Reprenant le flambeau de son père, ce “jeune homme” de 78 ans continue un combat commencé presque quarante ans auparavant. Grâce à des conférences, des films, des articles et des livres, il milite inlassablement pour une meilleure gestion des ressources de la nature en se servant des mêmes armes que le commandant Cousteau. Et il y a du boulot tant la situation est grave et que l’urgence nous impose d’agir.
Konbini | Où en est-on aujourd’hui de la protection des océans ? Beaucoup de choses ont changé depuis l’époque de votre père ?

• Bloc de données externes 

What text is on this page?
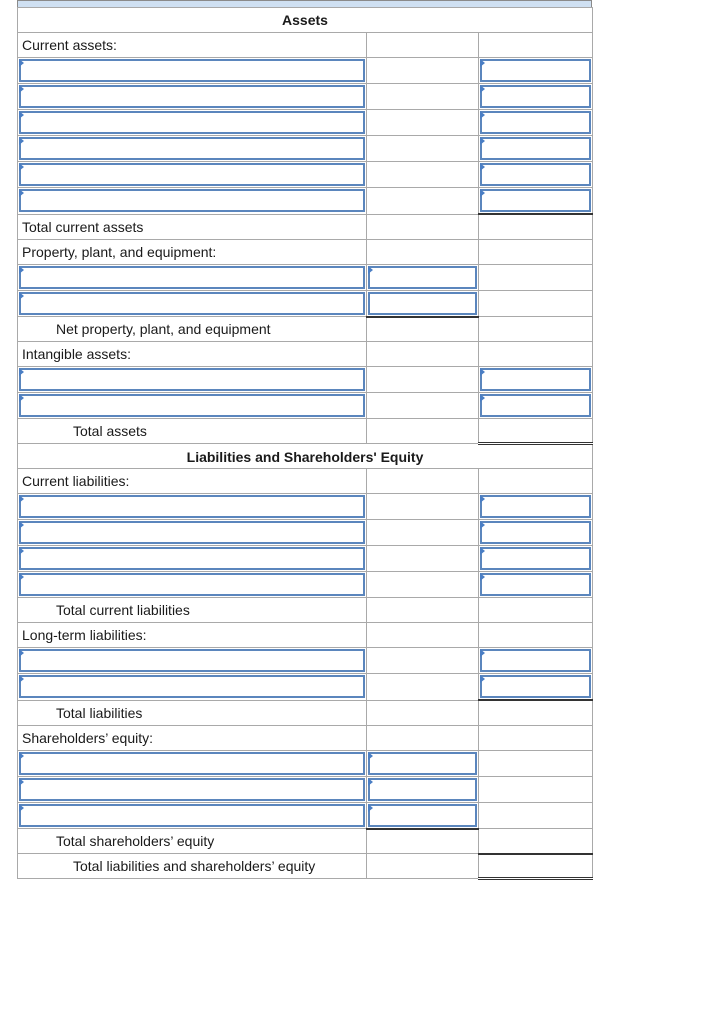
Assets		
Current assets:		

Total current assets		
Property, plant, and equipment:		

Net property, plant, and equipment		
Intangible assets:		

Total assets		
Liabilities and Shareholders' Equity		
Current liabilities:		

Total current liabilities		
Long-term liabilities:		

Total liabilities		
Shareholders’ equity:		

Total shareholders’ equity		
Total liabilities and shareholders’ equity		
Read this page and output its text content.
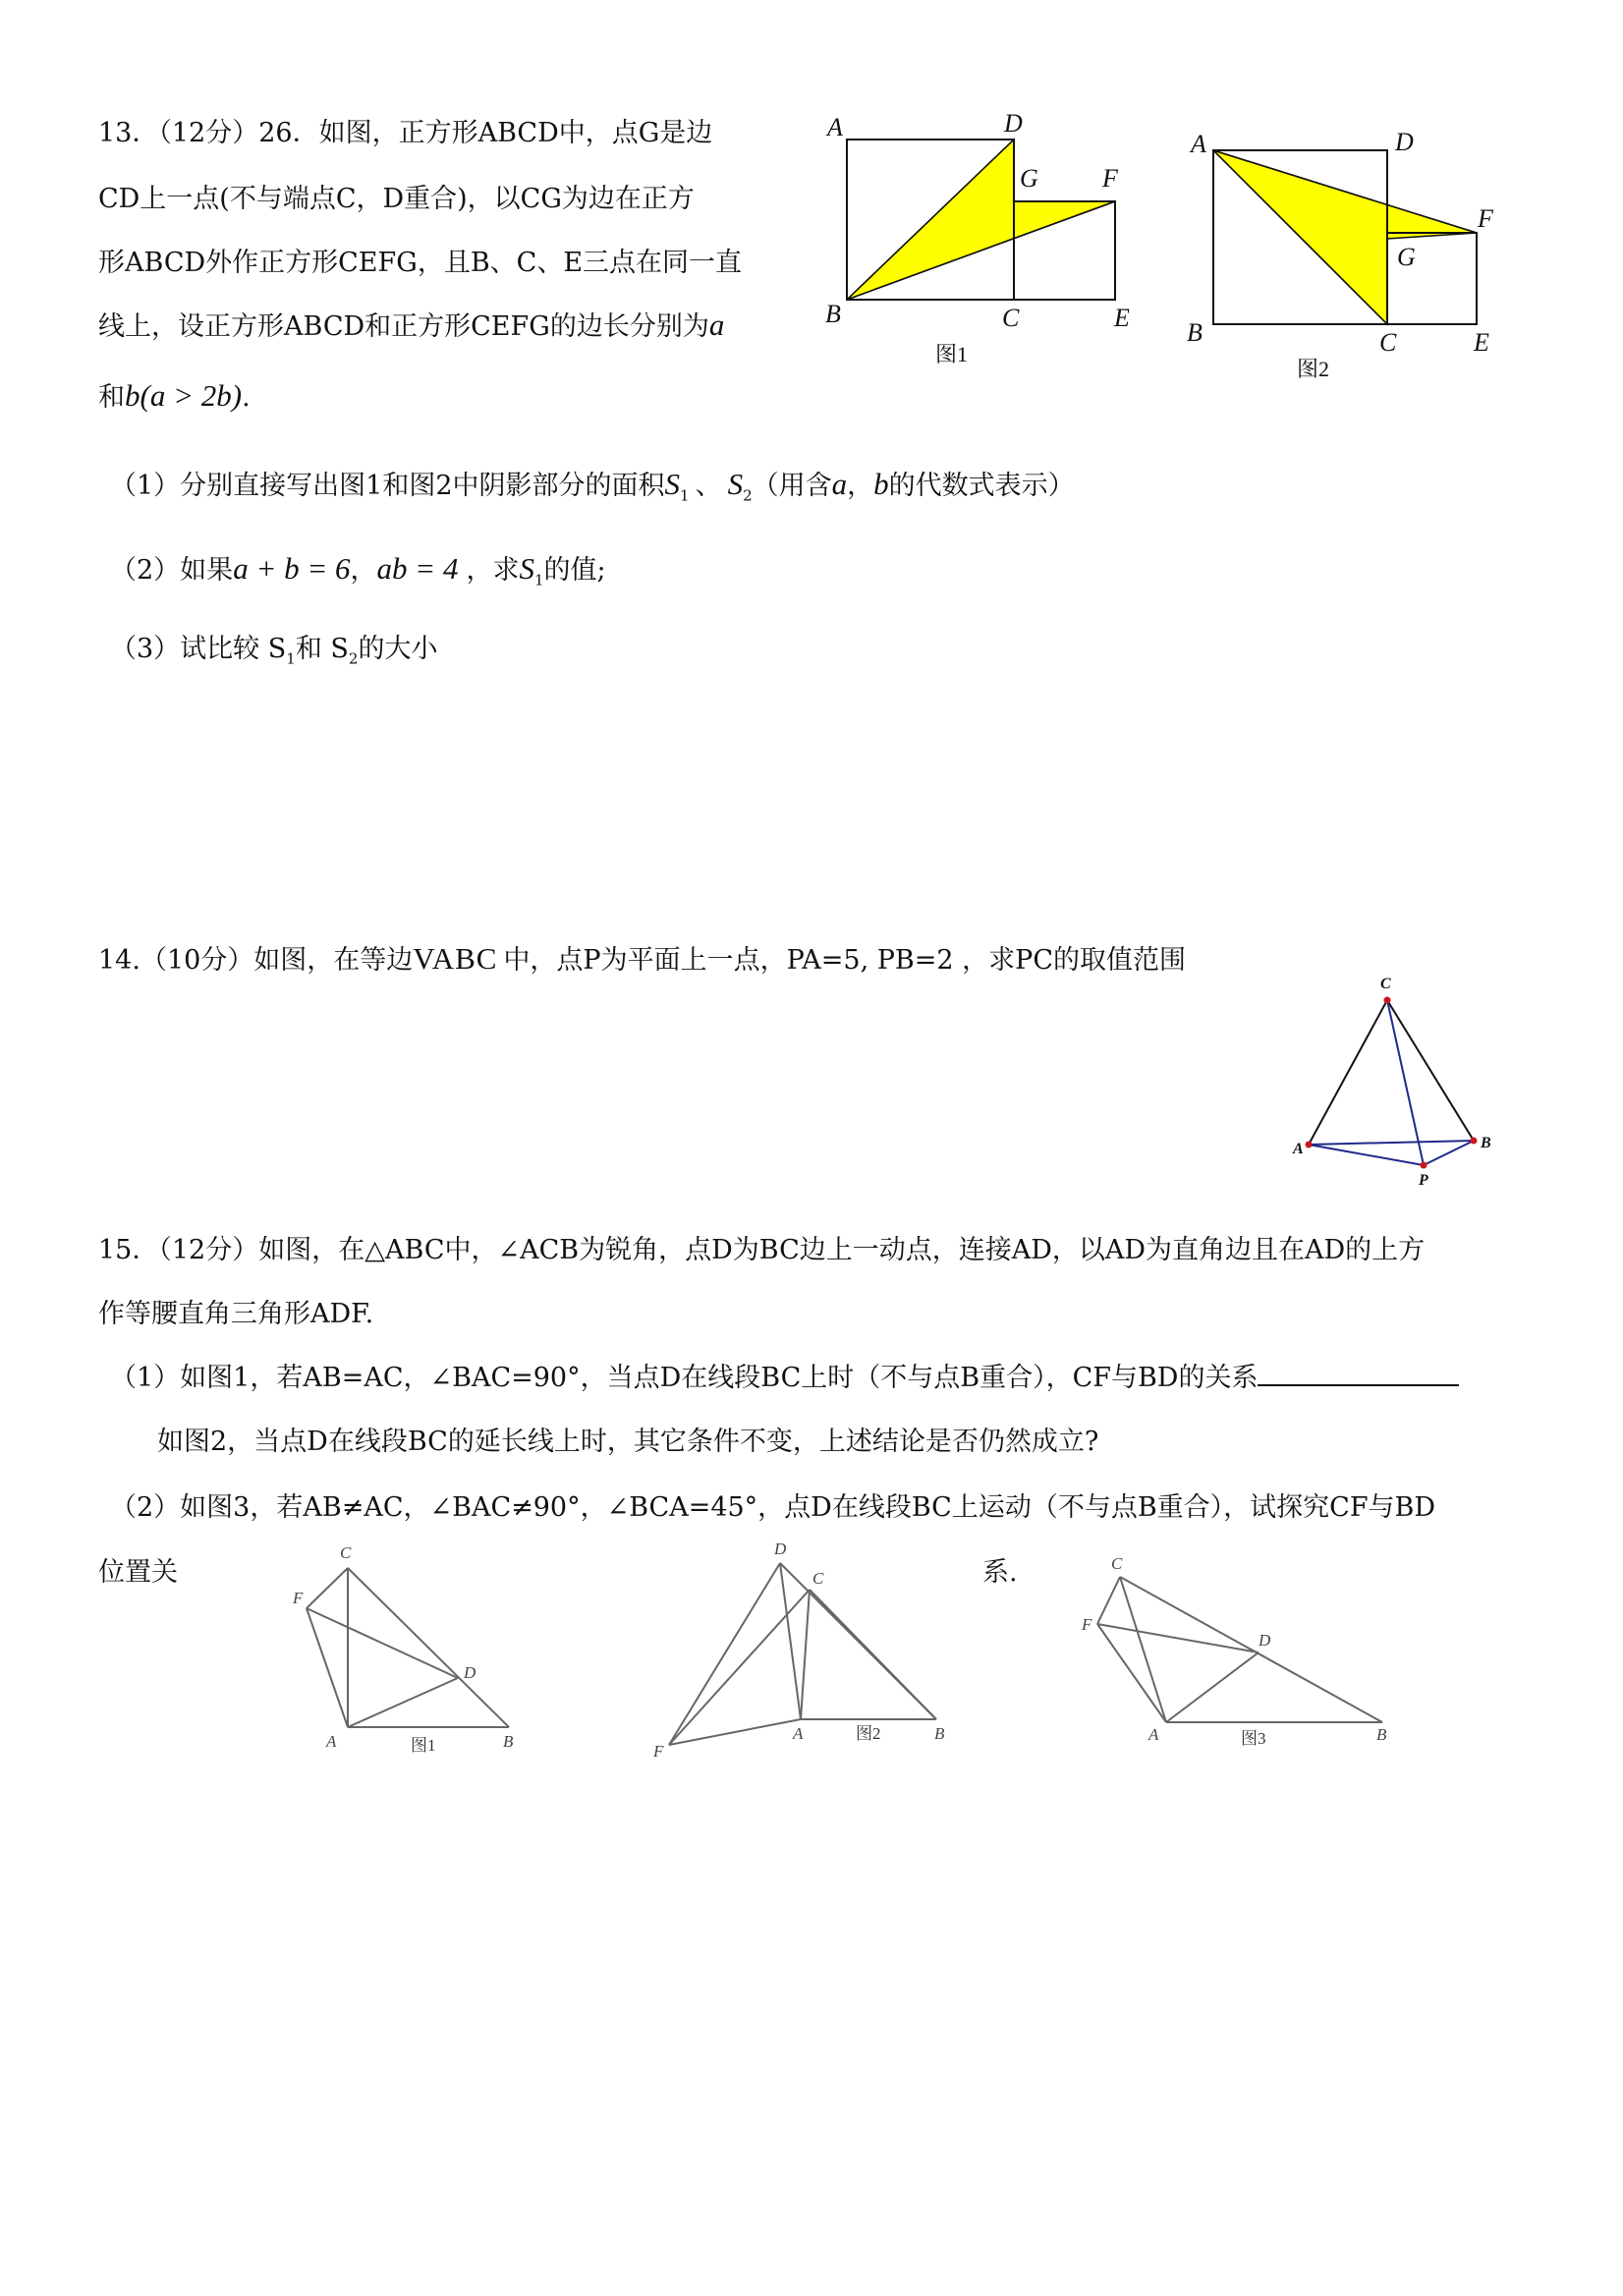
13．（12分）26．如图，正方形ABCD中，点G是边
CD上一点(不与端点C，D重合)，以CG为边在正方
形ABCD外作正方形CEFG，且B、C、E三点在同一直
线上，设正方形ABCD和正方形CEFG的边长分别为a
和b(a > 2b).
（1）分别直接写出图1和图2中阴影部分的面积$S_1$ 、 $S_2$（用含a，b的代数式表示）
（2）如果a + b = 6，ab = 4 ，求$S_1$的值;
（3）试比较 $S_1$和 $S_2$的大小
A	D
G	F
B	C	E
图1
A	D
F
G
B	C	E
图2
14.（10分）如图，在等边VABC 中，点P为平面上一点，PA=5, PB=2 ，求PC的取值范围
C
A	B
P
15．（12分）如图，在△ABC中，∠ACB为锐角，点D为BC边上一动点，连接AD，以AD为直角边且在AD的上方
作等腰直角三角形ADF.
（1）如图1，若AB=AC，∠BAC=90°，当点D在线段BC上时（不与点B重合），CF与BD的关系
如图2，当点D在线段BC的延长线上时，其它条件不变，上述结论是否仍然成立?
（2）如图3，若AB≠AC，∠BAC≠90°，∠BCA=45°，点D在线段BC上运动（不与点B重合），试探究CF与BD
位置关	系.
C
F
D
A	B
图1
D
C
A	B
F
图2
C
F
D
A	B
图3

Jean-Michel Cousteau | Avant, on ne savait pas, donc on ne faisait rien. Aujourd’hui, on en sait de plus en plus grâce à la recherche, aux scientifiques, aux images que nous pouvons montrer au public. Il y a beaucoup de jeunes qui rejoignent ce combat. Ce sont les décideurs de demain et ils feront de bien meilleurs choix que nous. Il faut continuer de dialoguer avec les industriels et les gouvernements. Pas pour les montrer du doigt, mais pour atteindre leur cœur, chacun en a un. Ils ont des familles et des enfants. Leurs préoccupations sont à très court terme et, de notre côté, nous pensons à beaucoup plus long terme. Donc il faut arriver à faire le pont entre leurs responsabilités actuelles et l’avenir de leurs descendants.
À quel point la situation des océans a-t-elle empiré depuis l’époque de la Calypso ?
C’est définitivement beaucoup plus grave. Il ne faut pas oublier que, quand j’étais gamin, il y avait 2 ou 3 milliards d’individus sur notre planète. Maintenant, il y en a 7,4 milliards. Au cours de ma vie, le nombre d’êtres humains vivant sur Terre a plus que doublé. La pression sur la planète a augmenté considérablement, jusqu’à en arriver à un point qui dépasse la capacité du système océanique à créer de la vie. Il faut de plus en plus gérer nos ressources à la façon d’un manager d’entreprise.
Comment cela ?
Il faut gérer la planète comme on gère un business. Quand on a un capital, on ne peut vivre uniquement des intérêts produits par ce capital. Pour la planète, c’est le même principe. C’est simple en somme. Avant, nous étions des chasseurs. Et puis, un jour, nous sommes devenus des fermiers et des éleveurs. Nous nous sommes mis à cultiver des plantes et élever des herbivores. Uniquement des herbivores. Les carnivores coûtent trop cher en viande si on veut en faire l’élevage.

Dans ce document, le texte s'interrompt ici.